Today, through a unanimous decision of the Court delivered by Justice Thomas (with the exception of Justice Gorsuch who took no part in the consideration or decision of the case), the U.S. Supreme Court in TC Heartland LLC v. Kraft Foods Group Brands LLC, 581 U.S. _____ (2017) reversed the Federal Circuit in ruling that 28 U.S.C. § 1400(b) remains the only applicable patent venue statute, the term “residence” in 28 U.S.C. § 1400(b) refers only to the State of incorporation of a domestic corporation, and that 28 U.S.C. § 1391 did not supplement or modify § 1400(b) or the Supreme Court’s prior decision in Fourco Glass Co. v. Transmirra Products Corp., 353 U.S. 222 226 (1957).

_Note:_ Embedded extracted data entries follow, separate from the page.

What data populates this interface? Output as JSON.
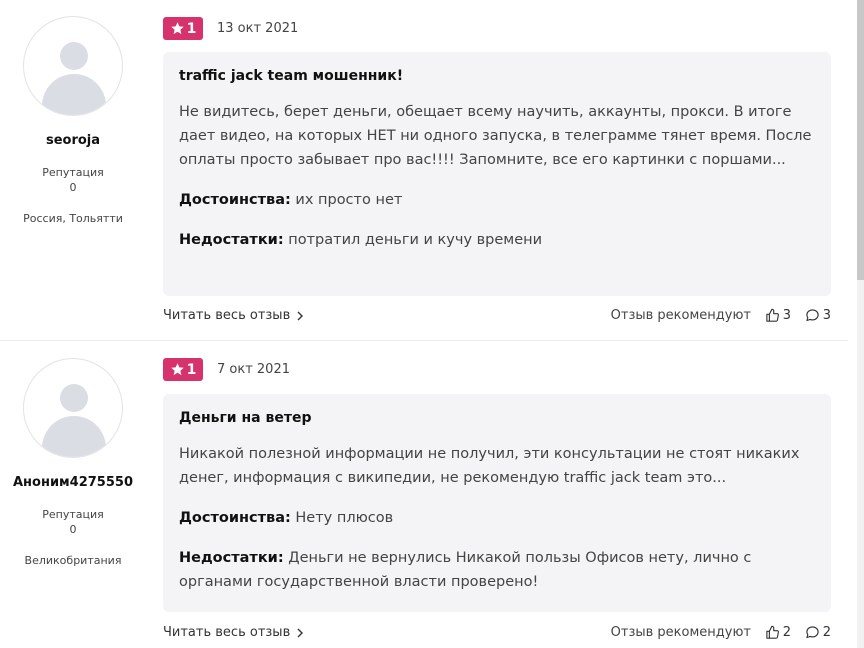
{
  "reviews": [
    {
      "author": {
        "nick": "seoroja",
        "rep_label": "Репутация",
        "rep_value": "0",
        "location": "Россия, Тольятти"
      },
      "rating": "1",
      "date": "13 окт 2021",
      "title": "traffic jack team мошенник!",
      "body": "Не видитесь, берет деньги, обещает всему научить, аккаунты, прокси. В итоге дает видео, на которых НЕТ ни одного запуска, в телеграмме тянет время. После оплаты просто забывает про вас!!!! Запомните, все его картинки с поршами...",
      "pros_label": "Достоинства:",
      "pros": "их просто нет",
      "cons_label": "Недостатки:",
      "cons": "потратил деньги и кучу времени",
      "read_more": "Читать весь отзыв",
      "recommend": "Отзыв рекомендуют",
      "likes": "3",
      "comments": "3"
    },
    {
      "author": {
        "nick": "Аноним4275550",
        "rep_label": "Репутация",
        "rep_value": "0",
        "location": "Великобритания"
      },
      "rating": "1",
      "date": "7 окт 2021",
      "title": "Деньги на ветер",
      "body": "Никакой полезной информации не получил, эти консультации не стоят никаких денег, информация с википедии, не рекомендую traffic jack team это...",
      "pros_label": "Достоинства:",
      "pros": "Нету плюсов",
      "cons_label": "Недостатки:",
      "cons": "Деньги не вернулись Никакой пользы Офисов нету, лично с органами государственной власти проверено!",
      "read_more": "Читать весь отзыв",
      "recommend": "Отзыв рекомендуют",
      "likes": "2",
      "comments": "2"
    }
  ],
  "colors": {
    "badge": "#d6336c",
    "card_bg": "#f4f4f6"
  },
  "icons": {
    "rating": "star-icon",
    "read_more": "chevron-right-icon",
    "likes": "thumbs-up-icon",
    "comments": "comment-icon"
  }
}
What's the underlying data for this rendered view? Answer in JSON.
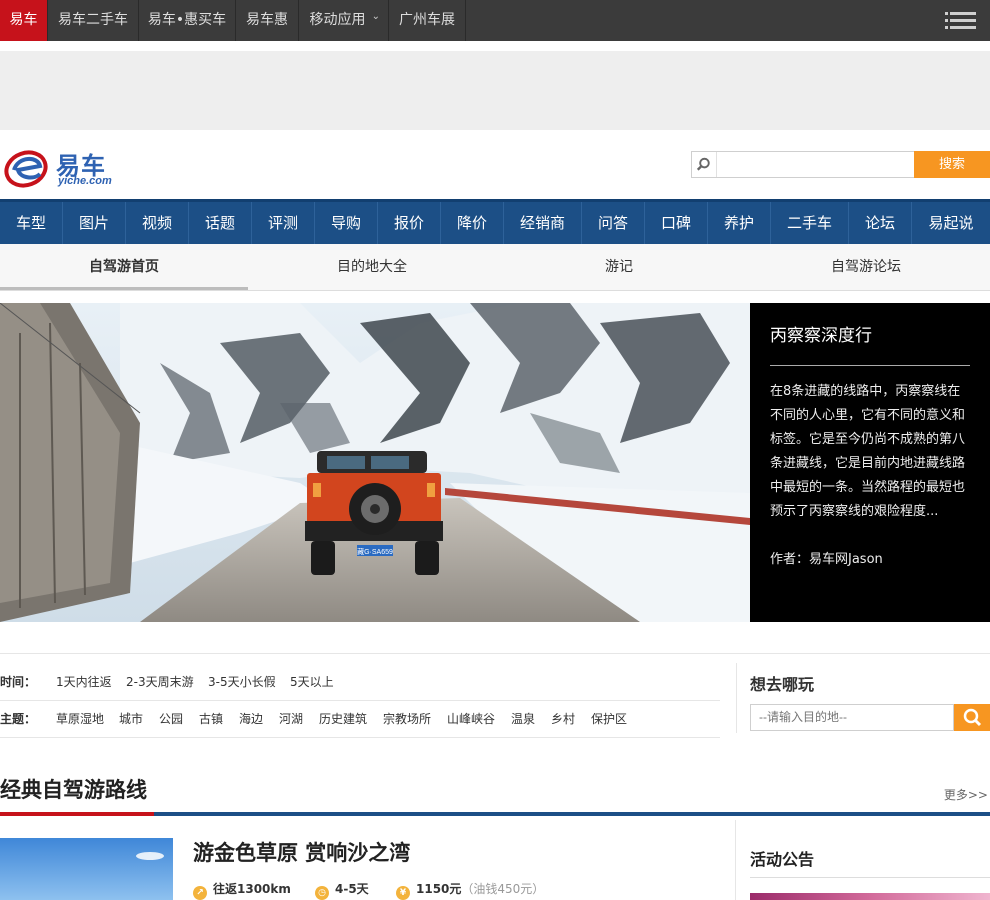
{
  "topbar": {
    "items": [
      "易车",
      "易车二手车",
      "易车•惠买车",
      "易车惠",
      "移动应用",
      "广州车展"
    ]
  },
  "logo": {
    "cn": "易车",
    "en": "yiche.com"
  },
  "search": {
    "placeholder": "",
    "button": "搜索"
  },
  "mainnav": [
    "车型",
    "图片",
    "视频",
    "话题",
    "评测",
    "导购",
    "报价",
    "降价",
    "经销商",
    "问答",
    "口碑",
    "养护",
    "二手车",
    "论坛",
    "易起说"
  ],
  "subnav": [
    "自驾游首页",
    "目的地大全",
    "游记",
    "自驾游论坛"
  ],
  "hero": {
    "title": "丙察察深度行",
    "desc": "在8条进藏的线路中，丙察察线在不同的人心里，它有不同的意义和标签。它是至今仍尚不成熟的第八条进藏线，它是目前内地进藏线路中最短的一条。当然路程的最短也预示了丙察察线的艰险程度...",
    "author": "作者：易车网Jason",
    "plate": "藏G·SA659"
  },
  "filters": {
    "time_label": "时间：",
    "time_options": [
      "1天内往返",
      "2-3天周末游",
      "3-5天小长假",
      "5天以上"
    ],
    "theme_label": "主题：",
    "theme_options": [
      "草原湿地",
      "城市",
      "公园",
      "古镇",
      "海边",
      "河湖",
      "历史建筑",
      "宗教场所",
      "山峰峡谷",
      "温泉",
      "乡村",
      "保护区"
    ]
  },
  "goplay": {
    "title": "想去哪玩",
    "placeholder": "--请输入目的地--"
  },
  "routes": {
    "title": "经典自驾游路线",
    "more": "更多>>",
    "item": {
      "title": "游金色草原 赏响沙之湾",
      "distance": "往返1300km",
      "days": "4-5天",
      "cost": "1150元",
      "cost_note": "（油钱450元）"
    }
  },
  "notice": {
    "title": "活动公告"
  },
  "colors": {
    "brand_red": "#c6121b",
    "nav_blue": "#1c4f86",
    "accent_orange": "#f79621"
  }
}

Thus, given today’s ruling, patent infringement lawsuits will only be able to be filed in judicial districts in states where the infringing defendant is incorporated or in judicial districts where defendant has committed acts of infringement and has a regular and established place of business.
A copy of the U.S. Supreme Court’s Opinion is attached.
The general take away is that, if a patent infringement action is filed against a defendant in a state where defendant is not incorporated or in a state where defendant does not have a regular and established place of business and/or has not committed acts of infringement, the allegedly infringing defendant should move to dismiss or transfer the action for lack of venue.